Haunting Adeline by H D Carlton

Oh boy, this book. Where do I even start.

OK, so two things.

The first thing, rape fantasy is NOT uncommon. At all. It serves a function, especially for people who are raised in a culture where sexuality is not always treated in a healthy manner. (In other words, all of us.) Fantasizing about rape absolutely does not mean that a person wants to be raped or would enjoy being raped, it’s strictly fantasy and therefore harmless.

The second thing, bodies are weird and mindless, so arousal and climax during rape is not particularly unusual.

I read all the content warnings before starting this book, so what I expected was basically a rape fantasy. And that’s what I got. Except

I feel like Carlton spent too much time trying to make excuses for what Zade is doing? The whole story line about him getting emotionally affected by seeing abused women and children absolutely does not land when he is terrorizing somebody himself. I could see it if he was doing what he was doing because of an impartial sense of right of wrong. Or if his emotional investment was in winning over his opponents. But the empathy aspect doesn’t work for me.

It is also suggested that there is something wrong with Addie because she likes to be scared. Also horseshit. Lots of people like scary things and enjoy experiencing fear in what they know is ultimately a safe environment. Being stalked is not a safe environment. It’s also flat out stated that Addie wanted to believe her great-grandmother was killed by her stalker as an excuse to see Zand as dangerous. Zand is dangerous! He rapes her! He holds a gun on her! A woman being killed by her stalker is an entirely logical conclusion. It happens a lot.

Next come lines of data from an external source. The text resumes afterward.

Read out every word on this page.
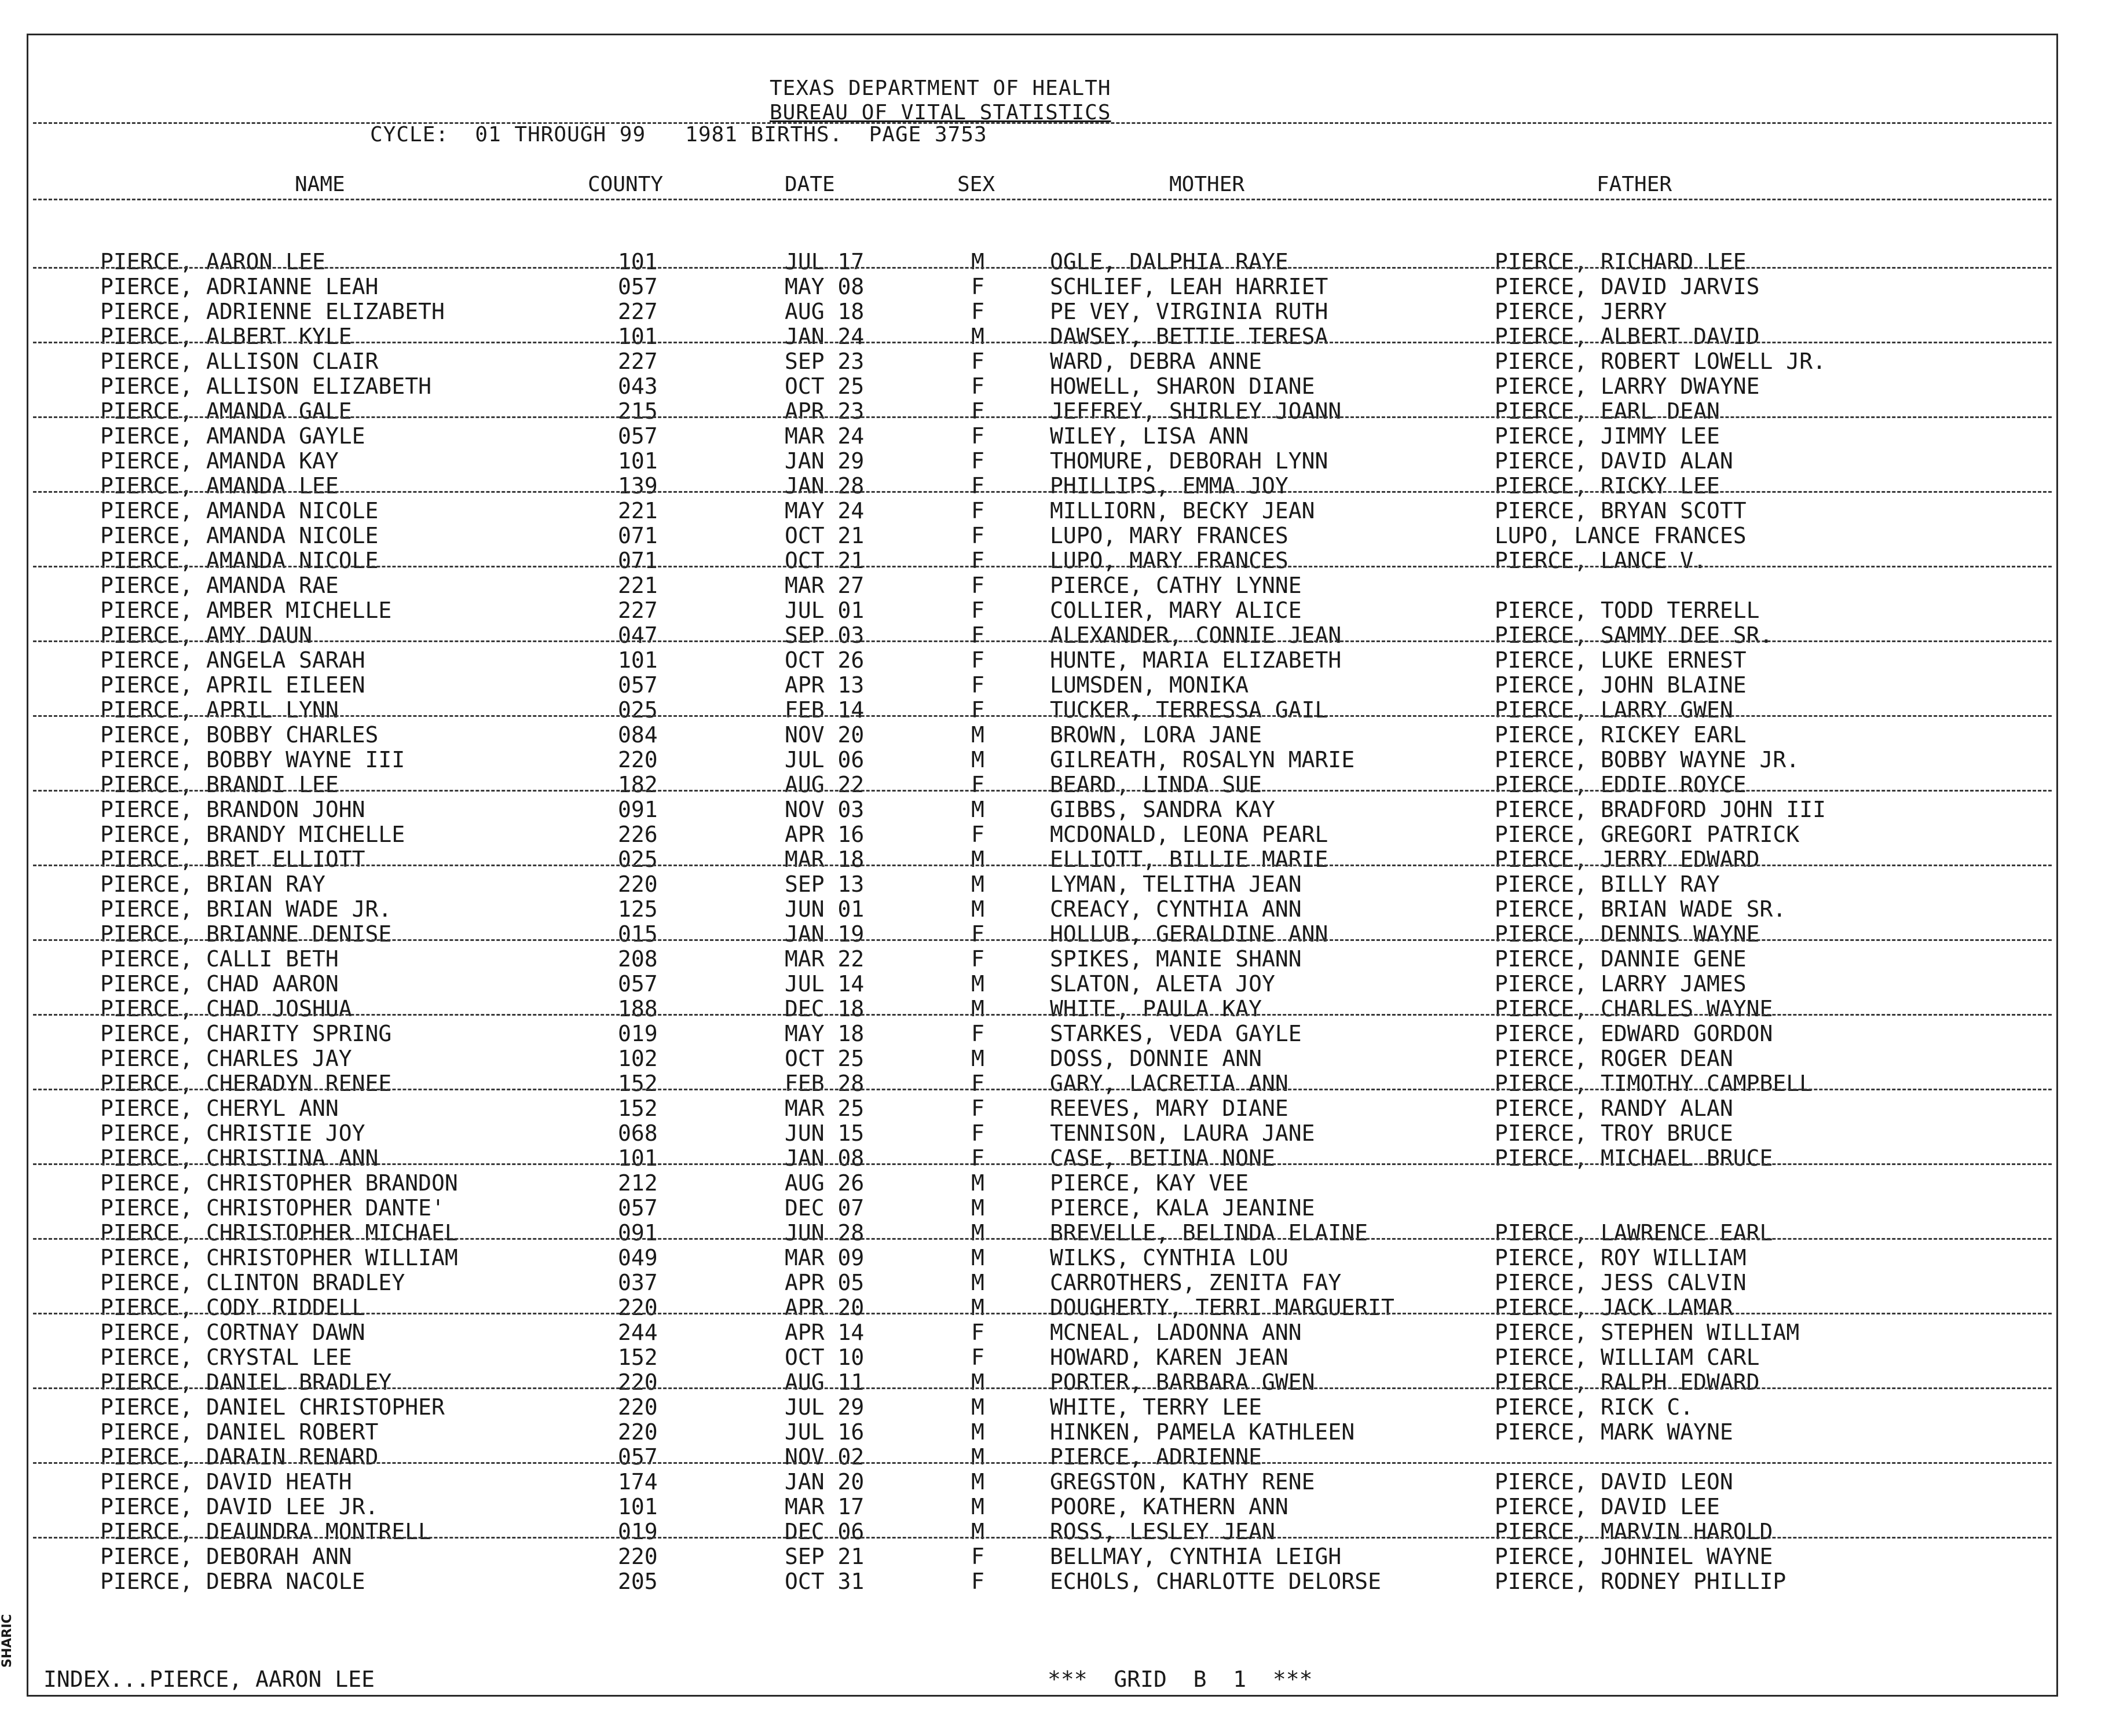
TEXAS DEPARTMENT OF HEALTH
BUREAU OF VITAL STATISTICS
CYCLE:  01 THROUGH 99   1981 BIRTHS.  PAGE 3753
NAME	COUNTY	DATE	SEX	MOTHER	FATHER
PIERCE, AARON LEE	101	JUL 17	M	OGLE, DALPHIA RAYE	PIERCE, RICHARD LEE
PIERCE, ADRIANNE LEAH	057	MAY 08	F	SCHLIEF, LEAH HARRIET	PIERCE, DAVID JARVIS
PIERCE, ADRIENNE ELIZABETH	227	AUG 18	F	PE VEY, VIRGINIA RUTH	PIERCE, JERRY
PIERCE, ALBERT KYLE	101	JAN 24	M	DAWSEY, BETTIE TERESA	PIERCE, ALBERT DAVID
PIERCE, ALLISON CLAIR	227	SEP 23	F	WARD, DEBRA ANNE	PIERCE, ROBERT LOWELL JR.
PIERCE, ALLISON ELIZABETH	043	OCT 25	F	HOWELL, SHARON DIANE	PIERCE, LARRY DWAYNE
PIERCE, AMANDA GALE	215	APR 23	F	JEFFREY, SHIRLEY JOANN	PIERCE, EARL DEAN
PIERCE, AMANDA GAYLE	057	MAR 24	F	WILEY, LISA ANN	PIERCE, JIMMY LEE
PIERCE, AMANDA KAY	101	JAN 29	F	THOMURE, DEBORAH LYNN	PIERCE, DAVID ALAN
PIERCE, AMANDA LEE	139	JAN 28	F	PHILLIPS, EMMA JOY	PIERCE, RICKY LEE
PIERCE, AMANDA NICOLE	221	MAY 24	F	MILLIORN, BECKY JEAN	PIERCE, BRYAN SCOTT
PIERCE, AMANDA NICOLE	071	OCT 21	F	LUPO, MARY FRANCES	LUPO, LANCE FRANCES
PIERCE, AMANDA NICOLE	071	OCT 21	F	LUPO, MARY FRANCES	PIERCE, LANCE V.
PIERCE, AMANDA RAE	221	MAR 27	F	PIERCE, CATHY LYNNE
PIERCE, AMBER MICHELLE	227	JUL 01	F	COLLIER, MARY ALICE	PIERCE, TODD TERRELL
PIERCE, AMY DAUN	047	SEP 03	F	ALEXANDER, CONNIE JEAN	PIERCE, SAMMY DEE SR.
PIERCE, ANGELA SARAH	101	OCT 26	F	HUNTE, MARIA ELIZABETH	PIERCE, LUKE ERNEST
PIERCE, APRIL EILEEN	057	APR 13	F	LUMSDEN, MONIKA	PIERCE, JOHN BLAINE
PIERCE, APRIL LYNN	025	FEB 14	F	TUCKER, TERRESSA GAIL	PIERCE, LARRY GWEN
PIERCE, BOBBY CHARLES	084	NOV 20	M	BROWN, LORA JANE	PIERCE, RICKEY EARL
PIERCE, BOBBY WAYNE III	220	JUL 06	M	GILREATH, ROSALYN MARIE	PIERCE, BOBBY WAYNE JR.
PIERCE, BRANDI LEE	182	AUG 22	F	BEARD, LINDA SUE	PIERCE, EDDIE ROYCE
PIERCE, BRANDON JOHN	091	NOV 03	M	GIBBS, SANDRA KAY	PIERCE, BRADFORD JOHN III
PIERCE, BRANDY MICHELLE	226	APR 16	F	MCDONALD, LEONA PEARL	PIERCE, GREGORI PATRICK
PIERCE, BRET ELLIOTT	025	MAR 18	M	ELLIOTT, BILLIE MARIE	PIERCE, JERRY EDWARD
PIERCE, BRIAN RAY	220	SEP 13	M	LYMAN, TELITHA JEAN	PIERCE, BILLY RAY
PIERCE, BRIAN WADE JR.	125	JUN 01	M	CREACY, CYNTHIA ANN	PIERCE, BRIAN WADE SR.
PIERCE, BRIANNE DENISE	015	JAN 19	F	HOLLUB, GERALDINE ANN	PIERCE, DENNIS WAYNE
PIERCE, CALLI BETH	208	MAR 22	F	SPIKES, MANIE SHANN	PIERCE, DANNIE GENE
PIERCE, CHAD AARON	057	JUL 14	M	SLATON, ALETA JOY	PIERCE, LARRY JAMES
PIERCE, CHAD JOSHUA	188	DEC 18	M	WHITE, PAULA KAY	PIERCE, CHARLES WAYNE
PIERCE, CHARITY SPRING	019	MAY 18	F	STARKES, VEDA GAYLE	PIERCE, EDWARD GORDON
PIERCE, CHARLES JAY	102	OCT 25	M	DOSS, DONNIE ANN	PIERCE, ROGER DEAN
PIERCE, CHERADYN RENEE	152	FEB 28	F	GARY, LACRETIA ANN	PIERCE, TIMOTHY CAMPBELL
PIERCE, CHERYL ANN	152	MAR 25	F	REEVES, MARY DIANE	PIERCE, RANDY ALAN
PIERCE, CHRISTIE JOY	068	JUN 15	F	TENNISON, LAURA JANE	PIERCE, TROY BRUCE
PIERCE, CHRISTINA ANN	101	JAN 08	F	CASE, BETINA NONE	PIERCE, MICHAEL BRUCE
PIERCE, CHRISTOPHER BRANDON	212	AUG 26	M	PIERCE, KAY VEE
PIERCE, CHRISTOPHER DANTE'	057	DEC 07	M	PIERCE, KALA JEANINE
PIERCE, CHRISTOPHER MICHAEL	091	JUN 28	M	BREVELLE, BELINDA ELAINE	PIERCE, LAWRENCE EARL
PIERCE, CHRISTOPHER WILLIAM	049	MAR 09	M	WILKS, CYNTHIA LOU	PIERCE, ROY WILLIAM
PIERCE, CLINTON BRADLEY	037	APR 05	M	CARROTHERS, ZENITA FAY	PIERCE, JESS CALVIN
PIERCE, CODY RIDDELL	220	APR 20	M	DOUGHERTY, TERRI MARGUERIT	PIERCE, JACK LAMAR
PIERCE, CORTNAY DAWN	244	APR 14	F	MCNEAL, LADONNA ANN	PIERCE, STEPHEN WILLIAM
PIERCE, CRYSTAL LEE	152	OCT 10	F	HOWARD, KAREN JEAN	PIERCE, WILLIAM CARL
PIERCE, DANIEL BRADLEY	220	AUG 11	M	PORTER, BARBARA GWEN	PIERCE, RALPH EDWARD
PIERCE, DANIEL CHRISTOPHER	220	JUL 29	M	WHITE, TERRY LEE	PIERCE, RICK C.
PIERCE, DANIEL ROBERT	220	JUL 16	M	HINKEN, PAMELA KATHLEEN	PIERCE, MARK WAYNE
PIERCE, DARAIN RENARD	057	NOV 02	M	PIERCE, ADRIENNE
PIERCE, DAVID HEATH	174	JAN 20	M	GREGSTON, KATHY RENE	PIERCE, DAVID LEON
PIERCE, DAVID LEE JR.	101	MAR 17	M	POORE, KATHERN ANN	PIERCE, DAVID LEE
PIERCE, DEAUNDRA MONTRELL	019	DEC 06	M	ROSS, LESLEY JEAN	PIERCE, MARVIN HAROLD
PIERCE, DEBORAH ANN	220	SEP 21	F	BELLMAY, CYNTHIA LEIGH	PIERCE, JOHNIEL WAYNE
PIERCE, DEBRA NACOLE	205	OCT 31	F	ECHOLS, CHARLOTTE DELORSE	PIERCE, RODNEY PHILLIP
INDEX...PIERCE, AARON LEE	***  GRID  B  1  ***
SHARIC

But the thing is – all this twisting to make him feel like a good guy is wholly unnecessary. Being forced to enjoy something against one’s will is very much an integral part of rape fantasy, Zand doesn’t have to be a good guy to make that part of it work.

I might have been able to gloss over all that if the rest of the story held up but… it really didn’t. Zand was just completely overblown as a character. Also the plot point that Addie and Daya were targeted was just not believable. Women with middle-class jobs and families rarely get trafficked. Sex workers and indigenous women do, because they are devalued in our culture and so nobody goes looking for them. Immigrants who signed up for jobs that turned out to be too good to be true. All those kids that disappeared from immigrant “holding” cages. They get trafficked. Not professional white women.

And I guarantee that of all those people on the Epstein list, none of them were walking around at carnivals and picking out the victims themselves.

I also winced at the revival of the Satanic Panic as a bad guy. But the absolute final throw-book-across-the-room while yelling OH COME ON deal-breaker moment for me? When Daya, supposed hacker extraordinaire, tells her best mate that she works for a black-ops company with an international bounty on them – and does this OVER HER PHONE. I know bugger all about infosec, and even I know never to do that. I don’t care how good your hacker skills are. Just, no.

So yeah, this one didn’t work for me. The book ends on a cliffhanger, but I won’t be picking up the sequel.